For me, the biggest blind spot dismissed was being ignorant to and/or fully understanding that the old relationship or marriage was over and that a new thing was being built in its place.

I think the reason/motivation/intention for wanting or needing a poly relationship makes a huge difference in success and failure. In my case, my then wife either deceptively glossed over that, or didn’t actually know herself.

Another thing I’d say was a blind spot for me was the emotional vulnerability. Some of these cascade off of one another, for example, transitioning from a mono marriage of a decade and a half, and NOT being bluntly told, or knowing the old marriage/relationship was dead and a new one forged, BUT being soft sold or suggesting minimal impact. When reality hit, and I expressed the withdrawal, changes in behavior and routines, maybe even expressed the beginning stages of demotion, displacement and/or intrusion, to have that dismissed as, “That's just your jealousy talking,“ implying it was “just in my head"-- that turned my emotional vulnerability into a weak spot which could be used as a weapon.

Nobody seriously thinks about finite-resource allocation in a long-term mono marriage. It’s a default setting.
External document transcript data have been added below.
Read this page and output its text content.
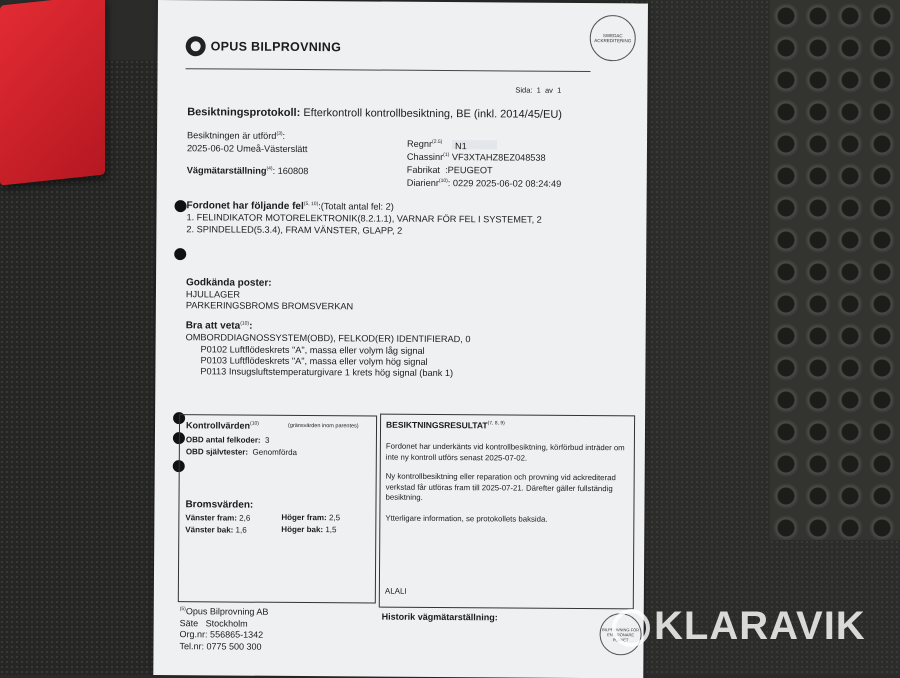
OPUS BILPROVNING
SWEDAC ACKREDITERING
Sida: 1 av 1
Besiktningsprotokoll: Efterkontroll kontrollbesiktning, BE (inkl. 2014/45/EU)
Besiktningen är utförd$^{(3)}$:
2025-06-02 Umeå-Västerslätt
Vägmätarställning$^{(4)}$: 160808
Regnr$^{(2.5)}$	N1
Chassinr$^{(1)}$ VF3XTAHZ8EZ048538
Fabrikat  :PEUGEOT
Diarienr$^{(10)}$: 0229 2025-06-02 08:24:49
Fordonet har följande fel$^{(5, 10)}$:(Totalt antal fel: 2)
1. FELINDIKATOR MOTORELEKTRONIK(8.2.1.1), VARNAR FÖR FEL I SYSTEMET, 2
2. SPINDELLED(5.3.4), FRAM VÄNSTER, GLAPP, 2
Godkända poster:
HJULLAGER
PARKERINGSBROMS BROMSVERKAN
Bra att veta$^{(10)}$:
OMBORDDIAGNOSSYSTEM(OBD), FELKOD(ER) IDENTIFIERAD, 0
P0102 Luftflödeskrets "A", massa eller volym låg signal
P0103 Luftflödeskrets "A", massa eller volym hög signal
P0113 Insugsluftstemperaturgivare 1 krets hög signal (bank 1)
Kontrollvärden$^{(10)}$	(gränsvärden inom parentes)
OBD antal felkoder: 3
OBD självtester: Genomförda
Bromsvärden:
Vänster fram: 2,6	Höger fram: 2,5
Vänster bak: 1,6	Höger bak: 1,5
BESIKTNINGSRESULTAT$^{(7, 8, 9)}$
Fordonet har underkänts vid kontrollbesiktning, körförbud inträder om inte ny kontroll utförs senast 2025-07-02.
Ny kontrollbesiktning eller reparation och provning vid ackrediterad verkstad får utföras fram till 2025-07-21. Därefter gäller fullständig besiktning.
Ytterligare information, se protokollets baksida.
ALALI
$^{(5)}$Opus Bilprovning AB
Säte Stockholm
Org.nr: 556865-1342
Tel.nr: 0775 500 300
Historik vägmätarställning:
BILPROVNING FÖR EN GRÖNARE PLANET KLARAVIK
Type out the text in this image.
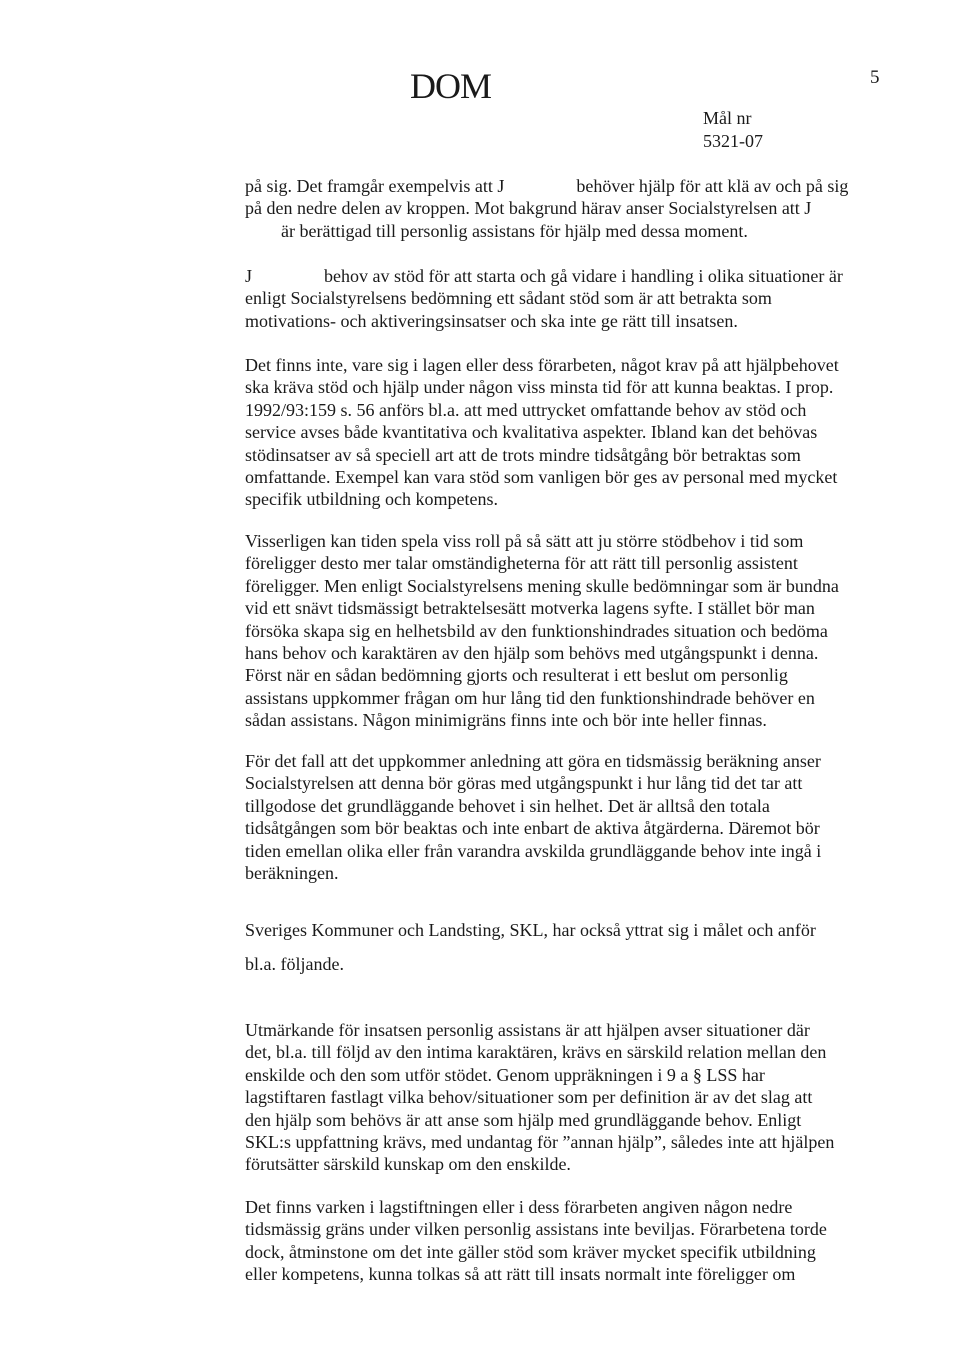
DOM	5
Mål nr
5321-07
på sig. Det framgår exempelvis att J                behöver hjälp för att klä av och på sig
på den nedre delen av kroppen. Mot bakgrund härav anser Socialstyrelsen att J
är berättigad till personlig assistans för hjälp med dessa moment.
J                behov av stöd för att starta och gå vidare i handling i olika situationer är
enligt Socialstyrelsens bedömning ett sådant stöd som är att betrakta som
motivations- och aktiveringsinsatser och ska inte ge rätt till insatsen.
Det finns inte, vare sig i lagen eller dess förarbeten, något krav på att hjälpbehovet
ska kräva stöd och hjälp under någon viss minsta tid för att kunna beaktas. I prop.
1992/93:159 s. 56 anförs bl.a. att med uttrycket omfattande behov av stöd och
service avses både kvantitativa och kvalitativa aspekter. Ibland kan det behövas
stödinsatser av så speciell art att de trots mindre tidsåtgång bör betraktas som
omfattande. Exempel kan vara stöd som vanligen bör ges av personal med mycket
specifik utbildning och kompetens.
Visserligen kan tiden spela viss roll på så sätt att ju större stödbehov i tid som
föreligger desto mer talar omständigheterna för att rätt till personlig assistent
föreligger. Men enligt Socialstyrelsens mening skulle bedömningar som är bundna
vid ett snävt tidsmässigt betraktelsesätt motverka lagens syfte. I stället bör man
försöka skapa sig en helhetsbild av den funktionshindrades situation och bedöma
hans behov och karaktären av den hjälp som behövs med utgångspunkt i denna.
Först när en sådan bedömning gjorts och resulterat i ett beslut om personlig
assistans uppkommer frågan om hur lång tid den funktionshindrade behöver en
sådan assistans. Någon minimigräns finns inte och bör inte heller finnas.
För det fall att det uppkommer anledning att göra en tidsmässig beräkning anser
Socialstyrelsen att denna bör göras med utgångspunkt i hur lång tid det tar att
tillgodose det grundläggande behovet i sin helhet. Det är alltså den totala
tidsåtgången som bör beaktas och inte enbart de aktiva åtgärderna. Däremot bör
tiden emellan olika eller från varandra avskilda grundläggande behov inte ingå i
beräkningen.
Sveriges Kommuner och Landsting, SKL, har också yttrat sig i målet och anför
bl.a. följande.
Utmärkande för insatsen personlig assistans är att hjälpen avser situationer där
det, bl.a. till följd av den intima karaktären, krävs en särskild relation mellan den
enskilde och den som utför stödet. Genom uppräkningen i 9 a § LSS har
lagstiftaren fastlagt vilka behov/situationer som per definition är av det slag att
den hjälp som behövs är att anse som hjälp med grundläggande behov. Enligt
SKL:s uppfattning krävs, med undantag för ”annan hjälp”, således inte att hjälpen
förutsätter särskild kunskap om den enskilde.
Det finns varken i lagstiftningen eller i dess förarbeten angiven någon nedre
tidsmässig gräns under vilken personlig assistans inte beviljas. Förarbetena torde
dock, åtminstone om det inte gäller stöd som kräver mycket specifik utbildning
eller kompetens, kunna tolkas så att rätt till insats normalt inte föreligger om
It isn’t until you start really feeling it that it seems to matter that you have a part time wife/lover/mother. I’m not just talking about a physical displacement or absence, I’m also talking about mentally being off somewhere on a device and the priorities having been shifted.

This is a last minute edit a day later but Loss of Consistency in thought or argument and definitely in action or routine. I think we had a fairly consistent logical pattern of thought and communication and thus life. Not to say there was agreement on all topics or even grand disagreements but rather a consistent basis to work through each others logic or point. With the introduction of poly arguments or points seem to be centered on justification and once those arguments gave way to a contradictory statement then that argument / point was discarded for a new one. SAME situation would happen with a given behavior. EVEN topics unrelated to poly or the marriage become emotionally charged topics because it becomes the swirl / spin cycle.